Une nouvelle analyse de Michael Cembalest de J.P. Morgan a ravivé les inquiétudes concernant les niveaux d'endettement d'Oracle, révélant que l'entreprise reste de loin plus endettée que ses pairs propulsés par l'IA malgré des clarifications récentes.
Le ratio d'endettement d'Oracle par rapport aux capitaux propres se situe près de 500 %, contre seulement 50 % pour Amazon et 30 % pour Microsoft. Même lorsqu'il est mesuré par la dette nette par rapport à l'EBITDA, une mesure plus précise, le ratio d'Oracle est toujours d'environ 400 %, le plaçant bien au-dessus d'entreprises comme Google, Amazon et Nvidia, qui se situent toutes près de zéro.

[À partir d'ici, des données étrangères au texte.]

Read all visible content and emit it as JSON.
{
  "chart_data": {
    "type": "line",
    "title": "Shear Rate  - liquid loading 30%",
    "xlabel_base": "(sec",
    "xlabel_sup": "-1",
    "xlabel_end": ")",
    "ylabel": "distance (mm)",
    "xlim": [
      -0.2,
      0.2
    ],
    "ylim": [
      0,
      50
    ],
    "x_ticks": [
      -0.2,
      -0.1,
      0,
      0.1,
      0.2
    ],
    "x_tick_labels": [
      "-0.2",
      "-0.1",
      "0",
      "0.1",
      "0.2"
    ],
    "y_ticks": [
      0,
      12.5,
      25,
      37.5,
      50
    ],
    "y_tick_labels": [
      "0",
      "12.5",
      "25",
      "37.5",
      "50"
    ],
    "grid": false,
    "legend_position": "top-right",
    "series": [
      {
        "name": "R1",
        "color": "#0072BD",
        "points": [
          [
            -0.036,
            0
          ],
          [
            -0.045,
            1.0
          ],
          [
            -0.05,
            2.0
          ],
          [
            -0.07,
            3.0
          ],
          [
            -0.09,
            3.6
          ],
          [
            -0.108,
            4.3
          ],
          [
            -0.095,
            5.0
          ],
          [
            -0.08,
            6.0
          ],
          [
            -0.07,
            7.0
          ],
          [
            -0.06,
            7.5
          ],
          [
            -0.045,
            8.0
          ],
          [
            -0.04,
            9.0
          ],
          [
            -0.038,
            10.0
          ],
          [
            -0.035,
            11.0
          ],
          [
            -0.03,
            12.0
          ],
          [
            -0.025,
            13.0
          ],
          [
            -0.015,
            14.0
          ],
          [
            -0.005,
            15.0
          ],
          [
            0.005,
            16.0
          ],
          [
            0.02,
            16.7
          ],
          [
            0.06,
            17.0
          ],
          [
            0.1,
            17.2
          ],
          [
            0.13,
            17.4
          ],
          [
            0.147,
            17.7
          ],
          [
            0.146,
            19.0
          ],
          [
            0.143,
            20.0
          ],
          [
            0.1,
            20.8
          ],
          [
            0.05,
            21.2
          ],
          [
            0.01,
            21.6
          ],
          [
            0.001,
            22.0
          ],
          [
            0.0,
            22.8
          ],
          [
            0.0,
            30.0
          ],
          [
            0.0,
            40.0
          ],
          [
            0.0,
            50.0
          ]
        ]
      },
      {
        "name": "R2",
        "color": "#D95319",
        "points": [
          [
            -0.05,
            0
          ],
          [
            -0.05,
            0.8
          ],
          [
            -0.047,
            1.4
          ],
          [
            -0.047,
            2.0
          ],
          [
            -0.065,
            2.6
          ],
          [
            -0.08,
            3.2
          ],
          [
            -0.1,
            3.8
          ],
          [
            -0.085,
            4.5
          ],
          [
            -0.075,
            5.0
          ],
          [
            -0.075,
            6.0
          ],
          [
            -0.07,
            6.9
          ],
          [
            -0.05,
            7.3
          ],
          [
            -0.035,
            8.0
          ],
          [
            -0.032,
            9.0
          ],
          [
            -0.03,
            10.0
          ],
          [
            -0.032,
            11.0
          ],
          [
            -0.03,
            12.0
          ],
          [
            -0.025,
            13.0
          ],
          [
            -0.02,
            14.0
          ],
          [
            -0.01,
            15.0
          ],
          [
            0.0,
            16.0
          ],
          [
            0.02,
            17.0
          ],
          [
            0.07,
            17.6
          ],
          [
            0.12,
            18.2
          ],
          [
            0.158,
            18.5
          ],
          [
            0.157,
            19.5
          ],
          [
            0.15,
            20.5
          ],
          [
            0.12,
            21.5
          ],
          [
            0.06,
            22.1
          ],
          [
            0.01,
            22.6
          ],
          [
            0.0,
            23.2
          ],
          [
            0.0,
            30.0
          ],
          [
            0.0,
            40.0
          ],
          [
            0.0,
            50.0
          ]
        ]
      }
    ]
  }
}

Cembalest a expliqué que les rachats d'actions ont déformé l'image de la dette d'Oracle en réduisant sa base d'équité, faisant apparaître l'entreprise comme encore plus endettée. Ces rachats ont également augmenté la part de propriété du fondateur Larry Ellison, ce qui a contribué à alimenter la confiance des investisseurs mais a réduit la flexibilité.
Il a ajouté que bien que la note de crédit d'Oracle reste stable et que les investisseurs obligataires continueraient probablement à acheter sa dette, la capacité d'emprunt de l'entreprise est toujours limitée par rapport à celle des autres leaders de l'IA.
La frénésie d'emprunt découle de l'engagement d'Oracle de 60 milliards de dollars pour étendre son infrastructure cloud et soutenir les énormes besoins informatiques d'OpenAI. J.P. Morgan avait précédemment averti que cela pourrait marquer le début d'une course aux armements en IA alimentée par la dette dans le secteur des grandes technologies.
Malgré ces préoccupations, les actions d'Oracle ont augmenté de près de 70 % en 2025, montrant l'optimisme des investisseurs quant au fait que ses investissements dans l'IA pourraient finalement l'emporter sur son lourd endettement.